Dalam berbagai bukunya, istilah manajemen ilmiah sering diartikan berbeda. Arti pertama, manajemen ilmiah ialah penerapan metode ilmiah dalam studi, analisis, dan pemecahan masalah-masalah organisasi. Arti kedua, manajemen ilmiah ialah seperangkat mekanisme atau teknik (a bag of tricks) guna meningkatkan efisiensi dan keefektifan organisasi.
Taylor juga telah menuangkan gagasan-gagasannya dalam dua makalah yang berjudul, Shop Management (1903), dan Testimony Before the Special House Committee (1912). Akhirnya, ketiga karyanya yang telah disebutkan di atas dirangkum dalam sebuah buku yang berjudul, Scientific Management.
Taylor telah pula memberikan prinsip-prinsip dasar penerapan pendekatan ilmiah dalam manajemen dan mengembangkan teknik-teknik untuk mencapai efisiensi dan keefektifan organisasi. Ia berasumsi bahwa manusia harus diperlakukan seperti mesin. Dalam bekerja, setiap manusia harus diawasi oleh supervisor secara efektif dan efisien. Peran supervisor harus diterapkan dengan maksimal. Setiap manusia harus berproduksi seperti mesin dan disuruh bekerja tanpa mengenal waktu dan lelah.
Empat prinsip dasar pemikiran manajemen ilmiah Taylor (Hitt, et al. , 1986) ialah seperti berikut ini:
1. Setiap pekerjaan yang dilakukan oleh seseorang harus diuraikan menurut bagian-bagiannya, dan cara ilmiah untuk melakukan setiap bagian dari pekerjaan tersebut perlu ditetapkan sebelumnya.
Para pekerja harus diseleksi dan dilatih secara ilmiah untuk melakukan pekerjaan yang ditugaskan kepadanya.
2. Harus ada kerja sama yang baik antara manajer dan pekerja sehingga segala tugas dapat dilaksanakan sesuai dengan rencana.
3. Harus ada pembagian kerja antara manajer dan para pekerja.
4. Manajer harus menjalankan kegiatan supervisi, memberikan perintah, dan merancang apa yang harus dikerjakan, sedangkan para pekerja harus bebas mengerjakan pekerjaan yang ditugaskan kepada mereka.
Keempat prinsip manajemen ilmiah ini didesain untuk memaksimalkan produktivitas kerja.
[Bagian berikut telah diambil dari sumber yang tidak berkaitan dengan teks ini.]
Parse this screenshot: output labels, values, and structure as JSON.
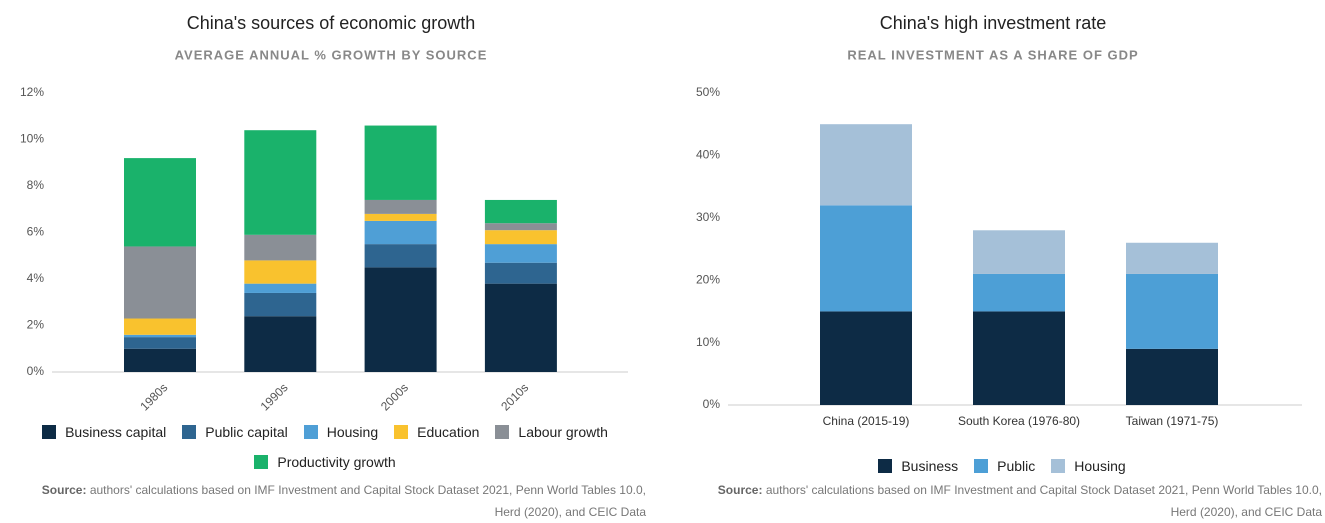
{
  "chart_data": [
    {
      "type": "bar",
      "stacked": true,
      "title": "China's sources of economic growth",
      "subtitle": "AVERAGE ANNUAL % GROWTH BY SOURCE",
      "categories": [
        "1980s",
        "1990s",
        "2000s",
        "2010s"
      ],
      "series": [
        {
          "name": "Business capital",
          "color": "#0d2b45",
          "values": [
            1.0,
            2.4,
            4.5,
            3.8
          ]
        },
        {
          "name": "Public capital",
          "color": "#2e6590",
          "values": [
            0.5,
            1.0,
            1.0,
            0.9
          ]
        },
        {
          "name": "Housing",
          "color": "#4f9fd6",
          "values": [
            0.1,
            0.4,
            1.0,
            0.8
          ]
        },
        {
          "name": "Education",
          "color": "#f9c22e",
          "values": [
            0.7,
            1.0,
            0.3,
            0.6
          ]
        },
        {
          "name": "Labour growth",
          "color": "#8a8f96",
          "values": [
            3.1,
            1.1,
            0.6,
            0.3
          ]
        },
        {
          "name": "Productivity growth",
          "color": "#1ab26b",
          "values": [
            3.8,
            4.5,
            3.2,
            1.0
          ]
        }
      ],
      "ylim": [
        0,
        12
      ],
      "yticks": [
        {
          "value": 0,
          "label": "0%"
        },
        {
          "value": 2,
          "label": "2%"
        },
        {
          "value": 4,
          "label": "4%"
        },
        {
          "value": 6,
          "label": "6%"
        },
        {
          "value": 8,
          "label": "8%"
        },
        {
          "value": 10,
          "label": "10%"
        },
        {
          "value": 12,
          "label": "12%"
        }
      ],
      "grid": false,
      "rotate_x_labels": true,
      "source_label": "Source:",
      "source": "authors' calculations based on IMF Investment and Capital Stock Dataset 2021, Penn World Tables 10.0, Herd (2020), and CEIC Data"
    },
    {
      "type": "bar",
      "stacked": true,
      "title": "China's high investment rate",
      "subtitle": "REAL INVESTMENT AS A SHARE OF GDP",
      "categories": [
        "China (2015-19)",
        "South Korea (1976-80)",
        "Taiwan (1971-75)"
      ],
      "series": [
        {
          "name": "Business",
          "color": "#0d2b45",
          "values": [
            15,
            15,
            9
          ]
        },
        {
          "name": "Public",
          "color": "#4d9fd6",
          "values": [
            17,
            6,
            12
          ]
        },
        {
          "name": "Housing",
          "color": "#a5c0d8",
          "values": [
            13,
            7,
            5
          ]
        }
      ],
      "ylim": [
        0,
        50
      ],
      "yticks": [
        {
          "value": 0,
          "label": "0%"
        },
        {
          "value": 10,
          "label": "10%"
        },
        {
          "value": 20,
          "label": "20%"
        },
        {
          "value": 30,
          "label": "30%"
        },
        {
          "value": 40,
          "label": "40%"
        },
        {
          "value": 50,
          "label": "50%"
        }
      ],
      "grid": false,
      "rotate_x_labels": false,
      "source_label": "Source:",
      "source": "authors' calculations based on IMF Investment and Capital Stock Dataset 2021, Penn World Tables 10.0, Herd (2020), and CEIC Data"
    }
  ]
}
Mekanisme dan teknik yang dikembangkannya untuk melaksanakan prinsip-prinsip tersebut di antaranya: studi gerak dan waktu, pengawasan fungsional, sistem upah per potong diferensial, prinsip pengecualian, kartu instruksi, pembelian dengan spesifikasi, standardisasi pekerjaan, peralatan, dan tenaga kerja.
Kegunaan yang diperoleh dari pengembangan teknik-teknik manajemen ilmiah ini ialah riset operasional, simulasi, dan otomatisasi.
Titik berat dari pemikiran Taylor ialah pada peningkatan efisiensi dan keefektifan pekerja tingkat bawah dengan cara meningkatkan produktivitas dan memperbesar bidang produksi. Fungsi manajemen menurut Taylor ialah Planning, Directing, and Organizing of Work yang disingkat PDO.
Gantt (1861-1919) mengembangkan empat prinsip Taylor di atas yang terkenal dengan sebutan prinsip Gantt, yaitu 1) kerja sama harus saling menguntungkan kedua belah pihak, antara manajemen dengan pekerja, 2) seleksi ilmiah pekerja, 3) sistem bonus untuk merangsang pekerja, dan 4) instruksi-instruksi kerja yang rinci harus digunakan.
Gantt sangat tertarik tentang cara-cara meningkatkan efisiensi dan keefektifan kerja. Untuk itu, ia berusaha meningkatkan sistem kerja organisasi dengan menggunakan jadwal kerja yang terencana. Kontribusi Gantt yang terkenal dan masih dipakai hingga saat ini adalah teknik membuat jadwal (time schedulle) dengan menggunakan diagram batang (bar) mendatar yang kemudian disebut juga Bar Chart atau Gantt Chart. Gantt chart sangat sederhana sehingga mudah dibuat dan banyak digunakan orang untuk membuat jadwal.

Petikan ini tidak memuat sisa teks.